For prolapse of medial (A3/P3) and lateral (A1/P1) scallops of anterior, posterior or both leaflets, we use commissuroplasty (edge-to-edge repair). The free edge of the anterior leaflet is affixed to the free edge of the posterior leaflet, thus reducing the circumference of the mitral orifice. A larger annuloplasty ring is used to avoid mitral stenosis. This is a simple, reproducible and efficient technique (Figure 6).
Bileaflet prolapse (Barlow’s disease)
Repair of the bileaflet prolapse has been considered technically challenging. Bileaflet prolapse is a common feature of Barlow’s disease. The term Barlow’s disease refers to myxomatous degeneration that affects the entire valve causing excessive thickening of the leaflet tissue. Chordae are often elongated, thickened, fused and calcified. Annular dilatation with multisegmental prolapse and billowing of the valve are typical findings. These patients have complex valve pathology and dysfunction. Therefore, surgical repair is more complicated and has to address all lesions present in order to achieve good leaflet coaptation and valve competency.

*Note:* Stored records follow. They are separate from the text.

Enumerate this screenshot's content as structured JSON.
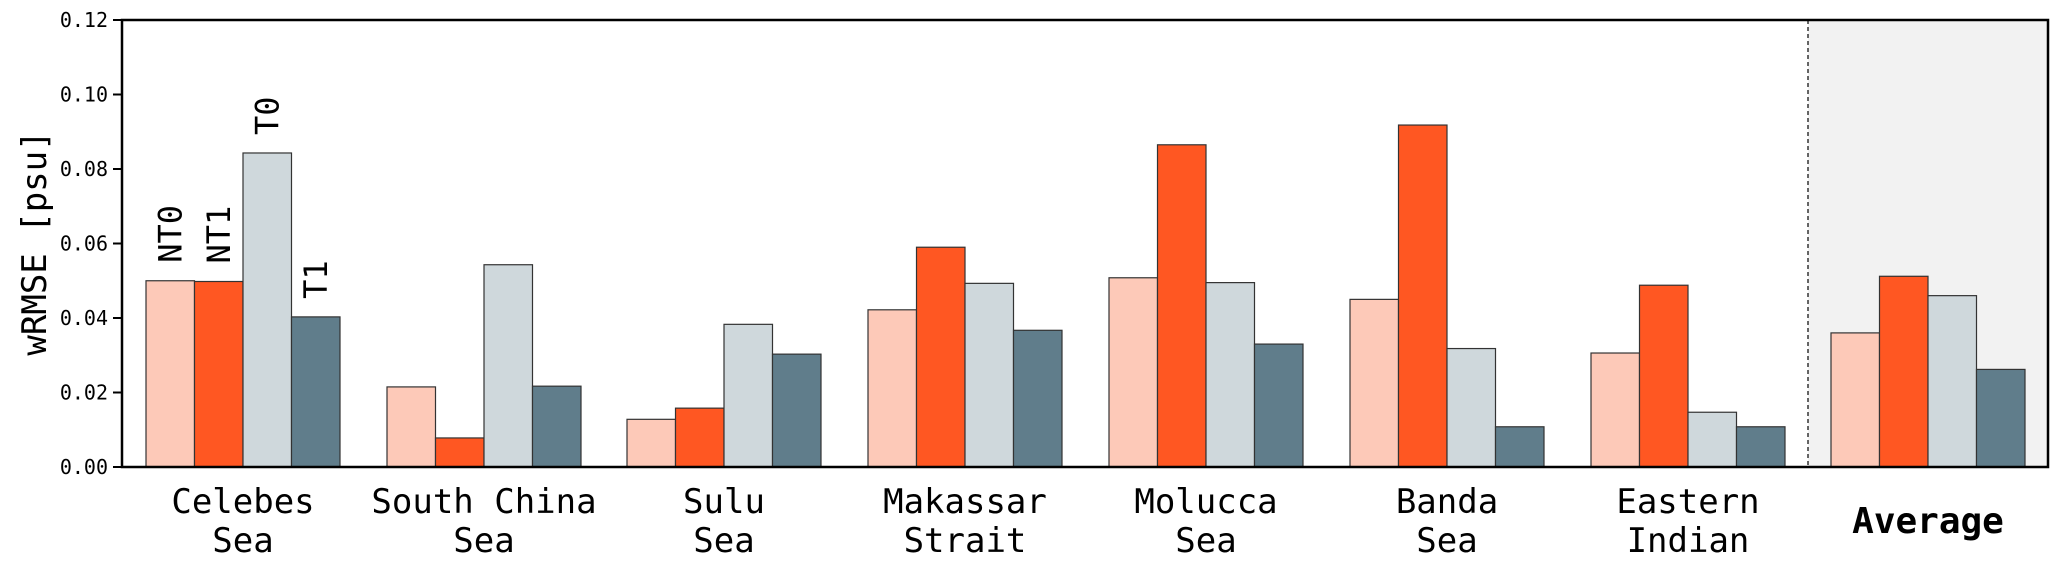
{
  "chart_data": {
    "type": "bar",
    "ylabel": "wRMSE [psu]",
    "ylim": [
      0,
      0.12
    ],
    "yticks": [
      "0.00",
      "0.02",
      "0.04",
      "0.06",
      "0.08",
      "0.10",
      "0.12"
    ],
    "categories": [
      {
        "line1": "Celebes",
        "line2": "Sea"
      },
      {
        "line1": "South China",
        "line2": "Sea"
      },
      {
        "line1": "Sulu",
        "line2": "Sea"
      },
      {
        "line1": "Makassar",
        "line2": "Strait"
      },
      {
        "line1": "Molucca",
        "line2": "Sea"
      },
      {
        "line1": "Banda",
        "line2": "Sea"
      },
      {
        "line1": "Eastern",
        "line2": "Indian"
      }
    ],
    "average_label": "Average",
    "series": [
      {
        "name": "NT0",
        "color": "#fdc9b8",
        "values": [
          0.05,
          0.0215,
          0.0128,
          0.0422,
          0.0508,
          0.045,
          0.0306
        ],
        "average": 0.036
      },
      {
        "name": "NT1",
        "color": "#ff5722",
        "values": [
          0.0498,
          0.0078,
          0.0158,
          0.059,
          0.0865,
          0.0918,
          0.0488
        ],
        "average": 0.0512
      },
      {
        "name": "T0",
        "color": "#cfd8dc",
        "values": [
          0.0843,
          0.0543,
          0.0383,
          0.0493,
          0.0495,
          0.0318,
          0.0147
        ],
        "average": 0.046
      },
      {
        "name": "T1",
        "color": "#607d8b",
        "values": [
          0.0403,
          0.0217,
          0.0303,
          0.0367,
          0.033,
          0.0108,
          0.0108
        ],
        "average": 0.0262
      }
    ],
    "grid": false,
    "legend": "labels above first group bars"
  }
}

The technique used in cases of bileaflet prolapse with predominant prolapse of the posterior leaflet is triangular resection. If the prolapse is large and symmetrical, we use the annuloplasty ring only to achieve repair. Asymmetrical diffuse prolapse is managed with artificial chordae.

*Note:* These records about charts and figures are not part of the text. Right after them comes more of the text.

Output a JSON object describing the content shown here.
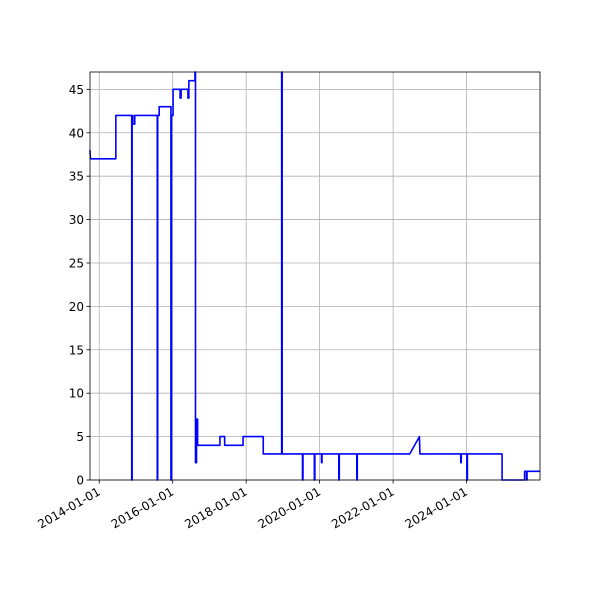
{
  "chart_data": {
    "type": "line",
    "title": "",
    "xlabel": "",
    "ylabel": "",
    "xlim": [
      "2013-10-01",
      "2026-01-01"
    ],
    "ylim": [
      0,
      47
    ],
    "grid": true,
    "x_ticks": [
      "2014-01-01",
      "2016-01-01",
      "2018-01-01",
      "2020-01-01",
      "2022-01-01",
      "2024-01-01"
    ],
    "y_ticks": [
      0,
      5,
      10,
      15,
      20,
      25,
      30,
      35,
      40,
      45
    ],
    "colors": {
      "series": "#0000ff",
      "grid": "#b0b0b0",
      "axes": "#000000"
    },
    "series": [
      {
        "points": [
          [
            "2013-10-01",
            38
          ],
          [
            "2013-10-05",
            37
          ],
          [
            "2014-06-15",
            37
          ],
          [
            "2014-06-15",
            42
          ],
          [
            "2014-11-20",
            42
          ],
          [
            "2014-11-20",
            0
          ],
          [
            "2014-11-24",
            0
          ],
          [
            "2014-11-24",
            42
          ],
          [
            "2014-12-01",
            42
          ],
          [
            "2014-12-01",
            41
          ],
          [
            "2014-12-20",
            41
          ],
          [
            "2014-12-20",
            42
          ],
          [
            "2015-08-01",
            42
          ],
          [
            "2015-08-01",
            0
          ],
          [
            "2015-08-05",
            0
          ],
          [
            "2015-08-05",
            42
          ],
          [
            "2015-08-20",
            42
          ],
          [
            "2015-08-20",
            43
          ],
          [
            "2015-12-15",
            43
          ],
          [
            "2015-12-15",
            0
          ],
          [
            "2015-12-20",
            0
          ],
          [
            "2015-12-20",
            42
          ],
          [
            "2016-01-05",
            42
          ],
          [
            "2016-01-05",
            45
          ],
          [
            "2016-03-15",
            45
          ],
          [
            "2016-03-15",
            44
          ],
          [
            "2016-03-25",
            44
          ],
          [
            "2016-03-25",
            45
          ],
          [
            "2016-06-01",
            45
          ],
          [
            "2016-06-01",
            44
          ],
          [
            "2016-06-10",
            44
          ],
          [
            "2016-06-10",
            46
          ],
          [
            "2016-08-10",
            46
          ],
          [
            "2016-08-10",
            47
          ],
          [
            "2016-08-15",
            47
          ],
          [
            "2016-08-15",
            2
          ],
          [
            "2016-08-25",
            2
          ],
          [
            "2016-08-25",
            7
          ],
          [
            "2016-09-05",
            7
          ],
          [
            "2016-09-05",
            4
          ],
          [
            "2017-04-15",
            4
          ],
          [
            "2017-04-15",
            5
          ],
          [
            "2017-06-01",
            5
          ],
          [
            "2017-06-01",
            4
          ],
          [
            "2017-12-01",
            4
          ],
          [
            "2017-12-01",
            5
          ],
          [
            "2018-06-20",
            5
          ],
          [
            "2018-06-20",
            3
          ],
          [
            "2018-12-20",
            3
          ],
          [
            "2018-12-20",
            47
          ],
          [
            "2018-12-25",
            47
          ],
          [
            "2018-12-25",
            3
          ],
          [
            "2019-07-15",
            3
          ],
          [
            "2019-07-15",
            0
          ],
          [
            "2019-07-20",
            0
          ],
          [
            "2019-07-20",
            3
          ],
          [
            "2019-11-10",
            3
          ],
          [
            "2019-11-10",
            0
          ],
          [
            "2019-11-15",
            0
          ],
          [
            "2019-11-15",
            3
          ],
          [
            "2020-01-20",
            3
          ],
          [
            "2020-01-20",
            2
          ],
          [
            "2020-01-25",
            2
          ],
          [
            "2020-01-25",
            3
          ],
          [
            "2020-07-10",
            3
          ],
          [
            "2020-07-10",
            0
          ],
          [
            "2020-07-15",
            0
          ],
          [
            "2020-07-15",
            3
          ],
          [
            "2021-01-05",
            3
          ],
          [
            "2021-01-05",
            0
          ],
          [
            "2021-01-10",
            0
          ],
          [
            "2021-01-10",
            3
          ],
          [
            "2022-06-15",
            3
          ],
          [
            "2022-09-20",
            5
          ],
          [
            "2022-09-25",
            3
          ],
          [
            "2023-11-05",
            3
          ],
          [
            "2023-11-05",
            2
          ],
          [
            "2023-11-10",
            2
          ],
          [
            "2023-11-10",
            3
          ],
          [
            "2024-01-05",
            3
          ],
          [
            "2024-01-05",
            0
          ],
          [
            "2024-01-10",
            0
          ],
          [
            "2024-01-10",
            3
          ],
          [
            "2024-12-20",
            3
          ],
          [
            "2024-12-20",
            0
          ],
          [
            "2025-08-01",
            0
          ],
          [
            "2025-08-01",
            1
          ],
          [
            "2025-08-20",
            1
          ],
          [
            "2025-08-20",
            0
          ],
          [
            "2025-08-25",
            0
          ],
          [
            "2025-08-25",
            1
          ],
          [
            "2026-01-01",
            1
          ]
        ]
      }
    ]
  }
}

Improved outcomes in the management of degenerative MV disease resulted from evidence based practice changes highlighted in this article, including early surgery before signs of LV function deterioration, preference for MV repair versus replacement and use of minimally invasive technique whenever feasible. High volume centers offer improved outcomes and have higher rates of repair and more experience in minimally invasive approaches. We have presented our institutional approach to preoperative and intraoperative decision making and emphasized the need for more uniform quality across hospitals that would offer a higher chance of better overall outcomes for all patients.
Robotic approach represents the least invasive approach for mitral valve repair that offers multiple advantages including increased operative dexterity, tremor free movements, ambidexterity, lack of fulcrum effect, superior 3D surgical visualization, less transfusion requirement, less infectious complications, better cosmetic result, shorter length of stay and faster return to baseline activities. Main limitations of robotic approach are lack of haptic feedback, longer learning curve, initial cost of equipment and need for specific selection of patients with no contraindications. With advancing technology, we will likely overcome some of these limitations, and thus the robotic approach will have potential to become the universally preferred approach for mitral valve repair in carefully selected patients.
Conflicts of Interest: The authors have no conflicts of interest to declare.